Business Careers will change its name to Northside School of Innovation, Technology, and Entrepreneurship, or NSITE, starting next school year. The NISD school board and BC administration announced the change on Oct. 24.
ABOVE: Business Careers freshmen work on their school-assigned laptops in pre-AP BC English teacher Briton Merkley’s seventh period class. BC freshmen will graduate as NSITE freshmen after the name change for the school goes into place next year, as the magnet school attempts to more accurately depict the work they do with technology and other fields.
Many students expressed confusion in person and on social media as to why the magnet school, after years of operation as Business Careers High School, was soon to change, causing a rise of rumors and reaction.
Business Careers Principal Randolph Neuenfeldt confirmed that the only students to be affected by the change are the current freshmen. No other students will experience major changes. The change of Business Careers to NSITE will start at the beginning of the 2019-2020 school year. He addressed questions and concerns and explained the need for the change.
“The name change is something that came up from an entire process that started about a year ago,” Neuenfeldt said. “Between administration, staff, students, parents, people from our board, we came together in a group, looking at, ‘what is Business Careers? What are the things that define us as a school?’”
Neuenfeldt believes those questions lead to the realization that a name change was necessary.
“The name ‘Business Careers’ was incredibly accurate for when the school opened in 1991,” Neuenfeldt said. “However, when you look at what we do today in the program, more than half of our students are studying things in the IT field.”
He explained how the process required lots of time and decision making to narrow everything down to key points.
“What we came up with was technology, programing, cybersecurity education, and we came up with entrepreneurship because when we teach business and finance, it is a model of learning by doing,” Neuenfeldt said. “It is more than just sitting in a classroom and learning things through a textbook.”
The changes will allow future seniors to participate in a year-long project, letting them come together to create a business of their own to understand firsthand what it is like to own a company, according to Neuenfeldt.
“All students, which is our entrepreneurship, programming and cyber security, are going to come together in a senior capstone course,” Neuenfeldt said. “It will give students an opportunity to run a virtual business, and throughout the course of an entire year, your business is going to start from ground zero. You are going to identify what service or product you offer, you are going to apply for and assume roles of the company, whether you are the CEO, CFO, the HR department, accounting, if you’re building the website, part of the marketing team, or IT. It provides really valuable experience in a number of ways.”
For current Business Careers students, the looming change raise a number of potential worries and questions, which Neuenfeldt addresses.
“One of the misconceptions with this is when something changes, something is wrong. That is not the case at all,” he said. “The change is because we are so proud of what we are doing. We want to convey that to the community better.”

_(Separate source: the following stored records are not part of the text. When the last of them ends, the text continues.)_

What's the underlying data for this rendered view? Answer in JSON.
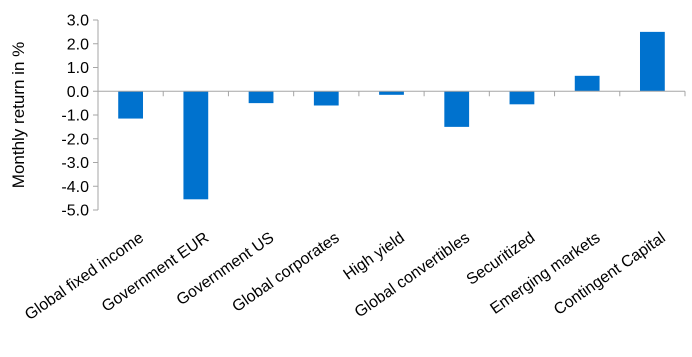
{
  "chart_data": {
    "type": "bar",
    "title": "",
    "xlabel": "",
    "ylabel": "Monthly return in %",
    "ylim": [
      -5.0,
      3.0
    ],
    "yticks": [
      "3.0",
      "2.0",
      "1.0",
      "0.0",
      "-1.0",
      "-2.0",
      "-3.0",
      "-4.0",
      "-5.0"
    ],
    "grid": false,
    "legend": "none",
    "categories": [
      "Global fixed income",
      "Government EUR",
      "Government US",
      "Global corporates",
      "High yield",
      "Global convertibles",
      "Securitized",
      "Emerging markets",
      "Contingent Capital"
    ],
    "values": [
      -1.15,
      -4.55,
      -0.5,
      -0.6,
      -0.15,
      -1.5,
      -0.55,
      0.65,
      2.5
    ],
    "bar_color": "#0072CE",
    "axis_color": "#A6A6A6"
  }
}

As far as students currently enrolled at Business Careers students are concerned, not much will change practically besides the name.
“The changes curriculum-wise are going to be large by the time our current freshmen are seniors, but for our sophomores up, not much is going to change,” Neuenfeldt said. “That should ease a lot of concerns that people have.”
Many current BC juniors wonder if even after attending Business Careers for three years, they will have to graduate under the name “NSITE” next year. Neuenfeldt addressed these concerns directly.
“I am working so that next year when the juniors graduate, it will be a Business Careers graduation and Business Careers will be on your diploma,” Neuenfeldt said. “It’s not final, but when it is, I will share it with all the juniors.”
Neuenfeldt further reassures current Business Careers students that they have nothing to worry about.
“The intention is not to turn your world upside down,” he said. “The intention is that from this point moving forward, we are more efficient in marketing what we do to the community, and that we send a really clear message of who we are, what we do well, and who we are here to serve.”